美国国家公共电台 NPR In Kitchens Across New York, 'Oh My Sweet Land' Serves Up Stories Of Syria(在线收听

 

AILSA CHANG, HOST:

Many plays have been called kitchen sink dramas because of their attempts at realism. A new play takes that to the extreme. "Oh My Sweet Land" uses not only the sink but the stove, refrigerator, food processor, a chopping board and a very big knife in kitchens all across New York. In these intimate settings, audiences watch an actress prepare a typical Syrian dish and tell stories about the civil war. Here's Jeff Lunden.

JEFF LUNDEN, BYLINE: The kitchen I went to in Carroll Gardens, Brooklyn, was clean and organized - baskets of lemons, rows of cooking oil. As music played on the radio, a woman with long, curly hair puttered around the kitchen, putting a package of meat in the fridge, sauteing pine nuts. Then she began to speak.
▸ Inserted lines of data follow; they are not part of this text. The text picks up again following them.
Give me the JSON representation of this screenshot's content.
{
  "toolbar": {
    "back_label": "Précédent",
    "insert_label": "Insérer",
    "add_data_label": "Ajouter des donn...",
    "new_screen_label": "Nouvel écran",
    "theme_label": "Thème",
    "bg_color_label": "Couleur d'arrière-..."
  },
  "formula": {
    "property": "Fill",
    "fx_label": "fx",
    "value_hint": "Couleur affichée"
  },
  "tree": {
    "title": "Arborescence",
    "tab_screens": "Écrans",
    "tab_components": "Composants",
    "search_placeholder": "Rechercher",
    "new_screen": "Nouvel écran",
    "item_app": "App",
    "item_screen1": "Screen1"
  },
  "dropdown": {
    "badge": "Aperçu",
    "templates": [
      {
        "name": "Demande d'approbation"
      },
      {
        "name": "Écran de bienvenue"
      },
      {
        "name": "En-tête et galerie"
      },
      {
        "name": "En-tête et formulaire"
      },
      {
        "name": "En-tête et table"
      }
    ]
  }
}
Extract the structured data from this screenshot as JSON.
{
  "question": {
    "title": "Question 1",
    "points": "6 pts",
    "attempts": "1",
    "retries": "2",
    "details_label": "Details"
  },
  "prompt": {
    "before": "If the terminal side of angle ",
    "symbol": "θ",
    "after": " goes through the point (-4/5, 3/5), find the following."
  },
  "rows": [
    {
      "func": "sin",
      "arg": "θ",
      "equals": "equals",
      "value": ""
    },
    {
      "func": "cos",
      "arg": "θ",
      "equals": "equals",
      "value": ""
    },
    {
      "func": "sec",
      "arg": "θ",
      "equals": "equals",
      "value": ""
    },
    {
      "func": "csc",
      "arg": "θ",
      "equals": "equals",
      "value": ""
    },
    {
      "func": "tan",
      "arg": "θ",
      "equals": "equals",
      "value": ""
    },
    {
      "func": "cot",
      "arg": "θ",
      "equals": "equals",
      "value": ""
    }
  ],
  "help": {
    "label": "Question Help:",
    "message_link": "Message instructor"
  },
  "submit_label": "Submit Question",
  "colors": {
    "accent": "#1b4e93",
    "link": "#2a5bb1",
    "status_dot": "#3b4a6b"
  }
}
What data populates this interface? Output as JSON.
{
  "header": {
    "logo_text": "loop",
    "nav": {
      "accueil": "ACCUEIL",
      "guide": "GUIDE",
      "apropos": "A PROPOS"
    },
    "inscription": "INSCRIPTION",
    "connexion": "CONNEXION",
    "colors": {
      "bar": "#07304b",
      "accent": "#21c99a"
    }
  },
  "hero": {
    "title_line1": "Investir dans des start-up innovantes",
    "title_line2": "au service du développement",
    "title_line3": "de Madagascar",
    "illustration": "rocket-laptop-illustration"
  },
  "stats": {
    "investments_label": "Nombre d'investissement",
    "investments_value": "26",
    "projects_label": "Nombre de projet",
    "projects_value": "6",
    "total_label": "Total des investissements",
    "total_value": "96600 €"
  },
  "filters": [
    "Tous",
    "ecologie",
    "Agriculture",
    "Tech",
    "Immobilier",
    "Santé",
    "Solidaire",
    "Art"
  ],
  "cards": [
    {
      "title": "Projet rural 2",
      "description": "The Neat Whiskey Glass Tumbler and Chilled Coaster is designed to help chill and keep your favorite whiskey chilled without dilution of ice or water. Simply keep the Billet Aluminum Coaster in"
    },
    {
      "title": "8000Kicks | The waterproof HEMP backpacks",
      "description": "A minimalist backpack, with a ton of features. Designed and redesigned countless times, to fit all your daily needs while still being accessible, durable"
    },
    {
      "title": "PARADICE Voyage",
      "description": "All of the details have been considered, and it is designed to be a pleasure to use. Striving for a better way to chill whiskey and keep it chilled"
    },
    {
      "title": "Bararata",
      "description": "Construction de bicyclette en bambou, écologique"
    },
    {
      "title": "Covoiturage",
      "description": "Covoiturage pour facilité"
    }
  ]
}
(SOUNDBITE OF PLAY, "OH MY SWEET LAND")

NADINE MALOUF: (As character) Since I came back, I make kibbeh again and again as if I want to close a hole in my soul.

AMIR NIZAR ZUABI: I had to guarantee that the audience tears up, so there's a lot of onion cutting.

LUNDEN: That's Amir Nizar Zuabi, the playwright and director of "Oh My Sweet Land." A Palestinian, he got the idea for the play several years ago when he traveled to Syrian refugee camps in Jordan. He adapted several of the stories he heard. And since food and hospitality are a cornerstone of Arab culture, he included cooking.

ZUABI: I didn't want to do a horror show. It's important to remember that this is an attack on a culture. Not just the political situation, it's an attack on the way of life. And the loss in Syria is also this. It's the loss of normality, of just the ability to break bread together and meet.

(SOUNDBITE OF PLAY, "OH MY SWEET LAND")

MALOUF: (As character) I (laughter) remember my father standing at the window, shouting (foreign language spoken) to strangers when they walked by (laughter). Come in. Eat - people looking at the strange man holding a plate of food at the window, inviting passers-by in for coffee or food. (Foreign language spoken).

I had never done anything so difficult before (laughter).

LUNDEN: Actress Nadine Malouf not only tells the harrowing story of a woman who follows her Syrian lover to the Middle East but cooks kibbeh while she tells it.

MALOUF: I have nicked myself a few times. I've burnt myself with oil. I've - you know, wounds - war wounds.

LUNDEN: The Australian actress of Middle Eastern and European descent says dealing with the emotions and cooking...

MALOUF: It was a little bit like, you know, rubbing your belly and tapping your head at the same time.

(SOUNDBITE OF PLAY, "OH MY SWEET LAND")

MALOUF: (As character) All around us, Syrians argue loudly about politics.

LUNDEN: As the kitchen gets messier, so does the story.

(SOUNDBITE OF PLAY, "OH MY SWEET LAND")

MALOUF: (As character) We arrive in Tafas. Some of the buildings have been so heavily shelled, they seem to defy gravity. They look like lace, like concrete lingerie.

LUNDEN: Watching the play in this setting becomes almost painfully intimate for both the audience and the actor, says Nadine Malouf.

MALOUF: You tell immediately, you know, like, who doesn't want you to look at them. And I understand that because there's, you know, a safety in the audience being in the dark and the actors on the stage. And that's very safe for both parties. Here, no one is safe (laughter).

LUNDEN: After the show, audience members stood outside to chat and eat a piece of baklava. Allison Martin, a nurse practitioner, called the experience incredibly visceral.

ALLISON MARTIN: Being in the small space and the smell of the onions midway through really brings the far away to right here in front of us.

LUNDEN: And that's the point of "Oh My Sweet Land." The onions, spices and stories linger long after the final bow. For NPR News, I'm Jeff Lunden in New York.